I let him crack me.

I’ve been having a clicking noise in my neck and it’s been so irritating that I finally went to a chiropractor. I should have gone a long time ago since my neck froze up last year, but it’s like all things, if you ignore the problem, it just might go away.

But it wasn’t. So I called and in I went. The Doctor was actually very cool. He wasn’t all stuffy and textbooky but he had a new way of looking at things. I could relate.

He told me that an athlete uses 99% of his body potential every day. Every day could you imagine? That if one little thing is out of place, they know right away because they are so in tune with their bodies. Normal people like me, only use about 65% of our potential. That if a problem happens in our bodies, we don’t realise until it really hurts, and even then we put it off.

He needed to crack my neck and pop my back. I have been terrified of the ‘popping’ noise for as long as I can remember. But I needed to be fixed. I couldn’t put it off. I needed to fine tune. So I trusted him as he twisted my body in every direction. I heard every little pop and crack in my body. I didn’t want to be aware of it but I decided maybe I should be.

On the way home all I could think about was how the athlete uses 99% of their potential. That phrase just kept ringing in my brain. I wanted that. I wanted to know when the smallest thing of my body was out of whack. I wanted to know when my muscle was working. I wanted to know my body.

And that is hard for me because for the last year or so I’ve had complete issues with it. I used to be so tiny and curvy that I never had to think about it. But then last year when I gained weight, when I wasn’t useful and moving, when all of a sudden I had a man to share my body with, I became so self conscious. Unbearably so. So I left my body and didn’t realise when it was out of tune.

So there were little things going on and I just ignored them or didn’t feel them. Not just phsyical issues but issues with the boyfriend or world that were because of me ignoring my body. Of not being able to hear when it was out of whack.

I slowly started to exercise last fall. Intermittently because I hated it and deemed it pointless. But this year I’ve really gotten into it.

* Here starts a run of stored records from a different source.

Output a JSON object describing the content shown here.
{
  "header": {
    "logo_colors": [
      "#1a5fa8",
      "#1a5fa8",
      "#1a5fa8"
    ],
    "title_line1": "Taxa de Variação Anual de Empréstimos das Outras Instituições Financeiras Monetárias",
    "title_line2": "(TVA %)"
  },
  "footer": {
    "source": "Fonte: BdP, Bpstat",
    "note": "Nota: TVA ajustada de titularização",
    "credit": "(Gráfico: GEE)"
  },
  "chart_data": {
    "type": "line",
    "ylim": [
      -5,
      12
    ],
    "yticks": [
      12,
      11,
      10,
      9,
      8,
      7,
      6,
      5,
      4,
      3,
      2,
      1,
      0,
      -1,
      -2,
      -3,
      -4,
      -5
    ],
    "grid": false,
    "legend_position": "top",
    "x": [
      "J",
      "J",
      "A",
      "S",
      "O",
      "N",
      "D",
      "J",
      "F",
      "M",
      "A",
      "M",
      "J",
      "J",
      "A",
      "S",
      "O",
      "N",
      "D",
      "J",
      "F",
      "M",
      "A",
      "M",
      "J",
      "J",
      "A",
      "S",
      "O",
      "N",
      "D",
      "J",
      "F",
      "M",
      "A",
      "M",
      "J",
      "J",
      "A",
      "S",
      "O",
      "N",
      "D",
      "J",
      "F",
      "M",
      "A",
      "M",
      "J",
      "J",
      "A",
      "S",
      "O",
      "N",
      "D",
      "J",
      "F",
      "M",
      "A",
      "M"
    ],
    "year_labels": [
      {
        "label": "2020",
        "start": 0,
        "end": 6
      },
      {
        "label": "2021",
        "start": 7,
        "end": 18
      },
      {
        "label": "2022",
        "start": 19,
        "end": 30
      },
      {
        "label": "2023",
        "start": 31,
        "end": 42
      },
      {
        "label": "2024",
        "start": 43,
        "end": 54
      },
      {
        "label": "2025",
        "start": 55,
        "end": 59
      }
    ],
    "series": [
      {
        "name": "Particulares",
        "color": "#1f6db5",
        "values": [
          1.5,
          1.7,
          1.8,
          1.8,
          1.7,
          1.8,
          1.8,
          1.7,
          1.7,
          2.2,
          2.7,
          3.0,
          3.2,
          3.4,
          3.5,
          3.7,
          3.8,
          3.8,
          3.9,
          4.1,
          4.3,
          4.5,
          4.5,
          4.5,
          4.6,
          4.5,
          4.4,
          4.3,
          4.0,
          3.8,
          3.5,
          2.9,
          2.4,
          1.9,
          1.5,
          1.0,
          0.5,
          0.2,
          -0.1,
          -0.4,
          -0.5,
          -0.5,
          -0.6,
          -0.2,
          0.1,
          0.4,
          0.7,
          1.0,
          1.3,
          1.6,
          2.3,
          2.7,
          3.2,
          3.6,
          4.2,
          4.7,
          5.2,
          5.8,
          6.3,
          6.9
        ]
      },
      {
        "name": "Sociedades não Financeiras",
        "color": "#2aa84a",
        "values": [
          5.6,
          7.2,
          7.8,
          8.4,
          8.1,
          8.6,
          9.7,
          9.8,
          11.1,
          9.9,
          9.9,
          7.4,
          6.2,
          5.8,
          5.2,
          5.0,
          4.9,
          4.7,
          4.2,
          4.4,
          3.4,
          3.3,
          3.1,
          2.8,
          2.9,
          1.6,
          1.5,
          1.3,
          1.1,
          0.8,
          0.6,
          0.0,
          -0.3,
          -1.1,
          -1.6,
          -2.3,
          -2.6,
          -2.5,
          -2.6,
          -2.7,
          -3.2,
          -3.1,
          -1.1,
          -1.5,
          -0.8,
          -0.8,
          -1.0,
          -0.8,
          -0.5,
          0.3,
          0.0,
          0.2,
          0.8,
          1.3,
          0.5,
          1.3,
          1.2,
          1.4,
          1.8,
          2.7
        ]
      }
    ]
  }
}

And I’m strong now. I have muscles, tone and definition. I could almost kick some serious ass.

So with the analogy of the athlete in my head, I went home and stood naked in front of a tall mirror and really looked at my body.

And something happened.

I saw the cut in my stomach, the firmness in my arse. The definition in my arms and my clavicles showing through. But more than that I saw the work and the effort I had put into this body. I then started to see all the work in my life I’ve put on this body. How it’s carried me across the world, how my feet somehow managed to always land on the ground, how my hands created and also healed and how my eyes saw pain and also joy. And I started to become in tune.

I started to realise that some other issues I had were springing from the small pains of my body. And now that I can hear them, I can stop them in their little tracks before they manifest into something more.

I won’t use 99% of my body I know that, but I’m going to try to be more aware about myself. And be proud of what I’ve done and keep tuning up myself to be even prouder. No more baggy pants and hiding. No more excuses for staying on a couch and feeling useless. I want to use more of my potential, even if it’s just a private marathon.

The doctor said my spine and neck were so very bent and that he’d straighten me up. And he did, he really did.